Des veaux désorientés et apeurés étaient poussés à tour de rôle hors d’un camion vers la piste de sable à l’aide de décharges électriques. Face à eux, des adolescents dans un accoutrement ridicule agitaient maladroitement leur cape rose et jaune, en rêvant du jour de gloire où ils auraient enfin le droit de les transpercer à mort sous les vivats de pervers avides de martyres sanguinolents.
Un panneau sur un mur indiquait que nous nous trouvions sur l’ancienne place des hommes. Il était clair qu’elle avait perdu l’honneur de garder ce nom.
Nous étions une poignée à l’appel du CRAC Europe et de sa déléguée locale, Nathalie Valentin, tendant nos banderoles et nos photos de taureaux agonisants, et distribuant nos tracts pour dénoncer les écoles taurines, montrer la réalité des corridas et appeler à manifester à Alès les 11 et 12 mai 2013.
La plupart des aficionados qui nous repéraient nous regardaient d’un air méprisant. Aucun risque qu’ils nous tombent dessus, des policiers veillaient à notre sécurité. Certains se sont approchés de nous.

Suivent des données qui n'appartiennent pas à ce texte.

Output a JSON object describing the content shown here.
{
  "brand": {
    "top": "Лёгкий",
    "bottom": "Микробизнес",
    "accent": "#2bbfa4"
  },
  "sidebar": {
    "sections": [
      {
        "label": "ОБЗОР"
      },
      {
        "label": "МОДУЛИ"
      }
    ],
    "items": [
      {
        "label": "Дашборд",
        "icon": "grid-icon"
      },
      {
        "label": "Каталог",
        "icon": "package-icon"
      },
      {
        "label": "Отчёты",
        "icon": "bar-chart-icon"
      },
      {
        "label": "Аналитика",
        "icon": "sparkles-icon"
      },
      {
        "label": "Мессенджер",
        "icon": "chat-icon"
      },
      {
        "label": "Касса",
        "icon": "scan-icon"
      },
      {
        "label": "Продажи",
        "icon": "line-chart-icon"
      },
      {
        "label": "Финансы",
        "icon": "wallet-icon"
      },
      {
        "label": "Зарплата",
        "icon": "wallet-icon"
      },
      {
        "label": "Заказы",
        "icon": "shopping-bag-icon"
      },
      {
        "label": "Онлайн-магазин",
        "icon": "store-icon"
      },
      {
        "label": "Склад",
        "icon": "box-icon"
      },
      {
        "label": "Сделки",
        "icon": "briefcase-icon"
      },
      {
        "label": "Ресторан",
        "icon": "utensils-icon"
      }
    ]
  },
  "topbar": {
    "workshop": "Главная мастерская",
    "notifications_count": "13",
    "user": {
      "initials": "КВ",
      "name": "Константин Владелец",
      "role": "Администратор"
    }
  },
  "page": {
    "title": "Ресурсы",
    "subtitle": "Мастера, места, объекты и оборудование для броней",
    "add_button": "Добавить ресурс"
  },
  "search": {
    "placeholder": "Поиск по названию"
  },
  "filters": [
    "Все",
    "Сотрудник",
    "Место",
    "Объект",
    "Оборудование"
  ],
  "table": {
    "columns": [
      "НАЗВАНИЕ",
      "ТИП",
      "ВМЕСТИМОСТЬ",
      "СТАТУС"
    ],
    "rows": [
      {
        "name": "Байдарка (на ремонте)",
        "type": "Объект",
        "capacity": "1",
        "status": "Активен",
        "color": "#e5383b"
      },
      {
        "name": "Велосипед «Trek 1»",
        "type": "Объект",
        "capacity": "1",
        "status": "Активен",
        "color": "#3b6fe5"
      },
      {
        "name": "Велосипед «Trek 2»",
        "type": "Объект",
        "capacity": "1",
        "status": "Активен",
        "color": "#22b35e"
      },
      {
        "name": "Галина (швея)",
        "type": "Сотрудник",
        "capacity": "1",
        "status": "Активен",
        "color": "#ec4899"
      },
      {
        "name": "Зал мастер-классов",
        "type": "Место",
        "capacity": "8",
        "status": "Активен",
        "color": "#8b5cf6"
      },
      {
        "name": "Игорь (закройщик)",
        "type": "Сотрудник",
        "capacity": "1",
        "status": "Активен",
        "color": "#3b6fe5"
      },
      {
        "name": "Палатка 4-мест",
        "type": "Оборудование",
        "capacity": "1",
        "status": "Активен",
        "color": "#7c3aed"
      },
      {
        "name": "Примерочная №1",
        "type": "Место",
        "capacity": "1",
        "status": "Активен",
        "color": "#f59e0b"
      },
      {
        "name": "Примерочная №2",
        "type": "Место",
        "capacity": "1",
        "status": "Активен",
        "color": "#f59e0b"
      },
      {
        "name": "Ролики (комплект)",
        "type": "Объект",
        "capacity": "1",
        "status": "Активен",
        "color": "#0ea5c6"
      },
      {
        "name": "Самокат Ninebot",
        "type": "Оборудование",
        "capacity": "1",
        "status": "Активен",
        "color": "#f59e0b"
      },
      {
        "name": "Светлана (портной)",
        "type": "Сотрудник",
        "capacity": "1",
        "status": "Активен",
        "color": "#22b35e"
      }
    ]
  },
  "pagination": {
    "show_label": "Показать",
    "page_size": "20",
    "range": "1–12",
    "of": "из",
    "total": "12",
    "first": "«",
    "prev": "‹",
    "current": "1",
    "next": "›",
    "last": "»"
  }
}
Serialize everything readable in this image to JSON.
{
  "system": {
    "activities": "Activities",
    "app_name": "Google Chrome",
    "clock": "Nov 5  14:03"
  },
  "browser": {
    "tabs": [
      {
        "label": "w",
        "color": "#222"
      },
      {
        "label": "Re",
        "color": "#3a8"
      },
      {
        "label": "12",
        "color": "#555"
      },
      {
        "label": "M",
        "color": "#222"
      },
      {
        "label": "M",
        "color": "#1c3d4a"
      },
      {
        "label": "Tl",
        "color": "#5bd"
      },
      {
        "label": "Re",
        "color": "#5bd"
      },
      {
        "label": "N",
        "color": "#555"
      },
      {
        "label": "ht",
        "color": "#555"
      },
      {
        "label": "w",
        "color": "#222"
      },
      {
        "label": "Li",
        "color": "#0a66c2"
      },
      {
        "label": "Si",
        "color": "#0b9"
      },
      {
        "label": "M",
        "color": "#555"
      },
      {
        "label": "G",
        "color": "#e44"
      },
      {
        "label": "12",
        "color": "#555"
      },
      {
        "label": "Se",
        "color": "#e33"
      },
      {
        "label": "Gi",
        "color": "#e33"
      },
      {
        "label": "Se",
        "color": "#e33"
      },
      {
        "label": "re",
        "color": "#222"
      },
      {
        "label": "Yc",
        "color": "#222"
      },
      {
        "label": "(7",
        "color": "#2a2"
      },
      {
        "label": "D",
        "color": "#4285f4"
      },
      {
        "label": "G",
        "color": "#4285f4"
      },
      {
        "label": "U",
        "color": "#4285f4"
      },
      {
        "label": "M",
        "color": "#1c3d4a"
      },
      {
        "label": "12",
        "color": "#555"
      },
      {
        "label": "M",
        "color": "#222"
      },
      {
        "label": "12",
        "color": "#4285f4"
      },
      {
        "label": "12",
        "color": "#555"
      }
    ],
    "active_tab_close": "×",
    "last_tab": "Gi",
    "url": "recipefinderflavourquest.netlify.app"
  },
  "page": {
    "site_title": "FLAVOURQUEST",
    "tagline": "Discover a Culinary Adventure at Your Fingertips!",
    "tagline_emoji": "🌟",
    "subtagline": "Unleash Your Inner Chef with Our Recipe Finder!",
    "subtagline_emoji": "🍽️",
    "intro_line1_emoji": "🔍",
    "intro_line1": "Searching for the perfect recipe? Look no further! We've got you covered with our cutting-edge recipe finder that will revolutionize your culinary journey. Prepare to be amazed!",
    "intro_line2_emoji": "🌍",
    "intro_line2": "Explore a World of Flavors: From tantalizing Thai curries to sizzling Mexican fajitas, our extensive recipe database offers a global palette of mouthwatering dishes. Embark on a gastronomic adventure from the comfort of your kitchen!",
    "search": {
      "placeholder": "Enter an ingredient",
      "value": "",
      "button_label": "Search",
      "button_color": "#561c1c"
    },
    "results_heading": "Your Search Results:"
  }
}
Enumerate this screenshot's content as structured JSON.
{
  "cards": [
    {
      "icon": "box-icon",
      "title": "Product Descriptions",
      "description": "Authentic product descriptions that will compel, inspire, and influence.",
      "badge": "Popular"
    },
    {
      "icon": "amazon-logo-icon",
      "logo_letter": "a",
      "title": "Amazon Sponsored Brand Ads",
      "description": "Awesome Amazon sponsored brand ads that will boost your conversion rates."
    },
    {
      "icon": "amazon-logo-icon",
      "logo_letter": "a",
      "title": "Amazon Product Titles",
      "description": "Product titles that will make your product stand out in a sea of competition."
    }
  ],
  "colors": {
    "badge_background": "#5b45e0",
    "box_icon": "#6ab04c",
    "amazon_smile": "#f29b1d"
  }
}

L’un d’entre eux, faussement bon enfant, a entamé la discussion avec moi. Rien d’original, toujours les mêmes arguments creux :
– Vous croyez que les abattoirs, c’est mieux ?
– Les animaux qui vont dans les abattoirs ne sont pas torturés pendant 20 minutes et leur exécution n’est pas donnée en spectacle.
– Oui, bon, en tout cas, ça ne vous empêche pas de bouffer de la viande !
– Je mange végétarien.
Ça l’a décontenancé. A court d’arguments, il a choisi l’esquive.
– Ah elle est bonne, celle-là ! Bon, je vous laisse, je vais prendre un verre au bar d’à côté, mais je ne crois pas que vous voudrez m’accompagner.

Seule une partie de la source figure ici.